The sculptures, which depict a discus thrower and a football player, were created by the famous artist Waylande Gregory and were a gift of the Class of 1924. They are bookends to the words, "Brandenburg Field," which honors PSU President William Brandenburg. Together, the sculptures and the words are approximately 26 feet long and stand 3 1/2 feet tall and weigh an estimated half-ton or more.
Gregory was born in 1905 in Baxter Springs to William Thomas and Louise de Blumer Gregory. Gregory's mother, a former concert pianist, moved to Pittsburg in 1913 so Waylande and his two brothers could attend the college laboratory schools.
According to a history written by Gene DeGruson, former PSU archivist, Gregory was influenced early on by faculty in the college Art Department. By the time he entered College High School, Gregory had begun to develop a reputation as an art prodigy.
At the age of 17, Gregory received his first paid commission, a model of a double-headed eagle for which the Scottish Rite Masons of Joplin paid him $100.
Encouraged by the Art Department faculty, Gregory left Pittsburg at the age of 17 to enroll at the Kansas City Art Institute. In short order, he was hired by the McCartney Ornamental Plastering Company and given the project of designing and casting architectural ornaments for Strong Hall, the administration building at the University of Kansas, which was completed in 1923.

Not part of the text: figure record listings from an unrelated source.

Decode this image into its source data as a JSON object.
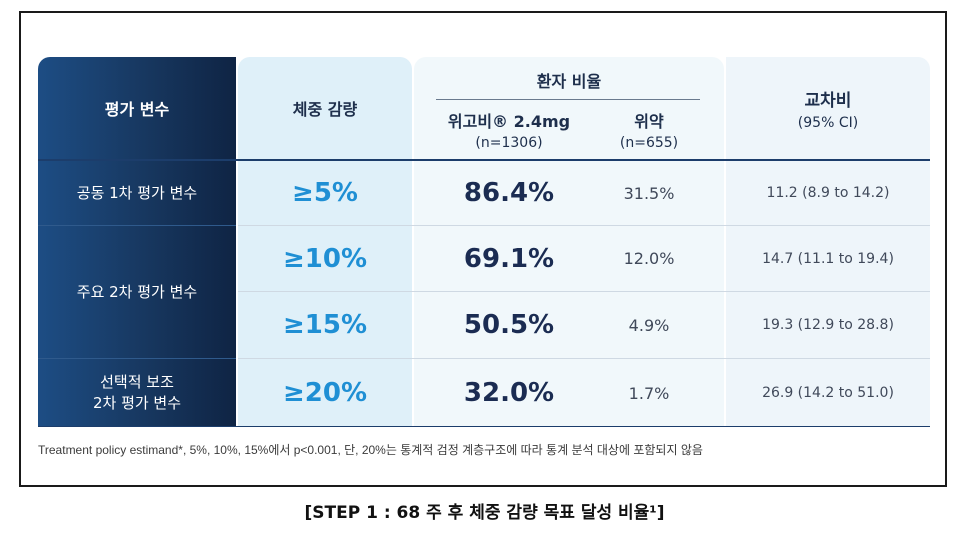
{
  "table": {
    "headers": {
      "variable": "평가 변수",
      "weight_loss": "체중 감량",
      "patient_ratio": "환자 비율",
      "drug_name": "위고비® 2.4mg",
      "drug_n": "(n=1306)",
      "placebo_name": "위약",
      "placebo_n": "(n=655)",
      "odds_ratio": "교차비",
      "ci": "(95% CI)"
    },
    "rows": [
      {
        "label": "공동 1차 평가 변수",
        "threshold": "≥5%",
        "drug": "86.4%",
        "placebo": "31.5%",
        "or": "11.2 (8.9 to 14.2)"
      },
      {
        "label": "주요 2차 평가 변수",
        "threshold": "≥10%",
        "drug": "69.1%",
        "placebo": "12.0%",
        "or": "14.7 (11.1 to 19.4)"
      },
      {
        "label": "",
        "threshold": "≥15%",
        "drug": "50.5%",
        "placebo": "4.9%",
        "or": "19.3 (12.9 to 28.8)"
      },
      {
        "label_line1": "선택적 보조",
        "label_line2": "2차 평가 변수",
        "threshold": "≥20%",
        "drug": "32.0%",
        "placebo": "1.7%",
        "or": "26.9 (14.2 to 51.0)"
      }
    ]
  },
  "footnote": "Treatment policy estimand*, 5%, 10%, 15%에서 p<0.001, 단, 20%는 통계적 검정 계층구조에 따라 통계 분석 대상에 포함되지 않음",
  "caption": "[STEP 1 : 68 주 후 체중 감량 목표 달성 비율¹]"
}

Gregory sculpted the Brandenburg Field bas-relief in 1924 after completing the work at KU and before entering the Chicago Art Institute in 1924. He charged no commission for the work, perhaps because of his own ties to PSU and also because his sister was a member of the Class of '24.
From the Art Institute, Gregory went on the Cranbrook Academy of Art, and eventually to Bound Brook, N.J., where he established his Mountain Top Studio, in which he worked until his death in 1971.
Gregory's early work was mainly in marble and bronze, although ceramics would eventually become his most favorite medium. His major works included the decorations for the Hotel President in Kansas City and several large pieces for the New York World's Fair Commission. During the Depression, he secured a W.P.A. commission to create four bas-relief panels for the Columbus (Kan.) Post Office. Those are now in the Columbus Community Building. Another W.P.A. work, "Democracy in Action," was installed in the west courtyard of the Municipal Center Building in Washington, D.C.
In his lifetime, Gregory had more than 200 one-man shows in the U.S. and exhibited throughout Europe. He became know both for his artistic ability and for his technical innovation.
The current work on the west side of Carnie Smith Stadium will include the addition of skyboxes and an elevator. The $2.4 million project, financed with private donations, is expected to be completed later this summer.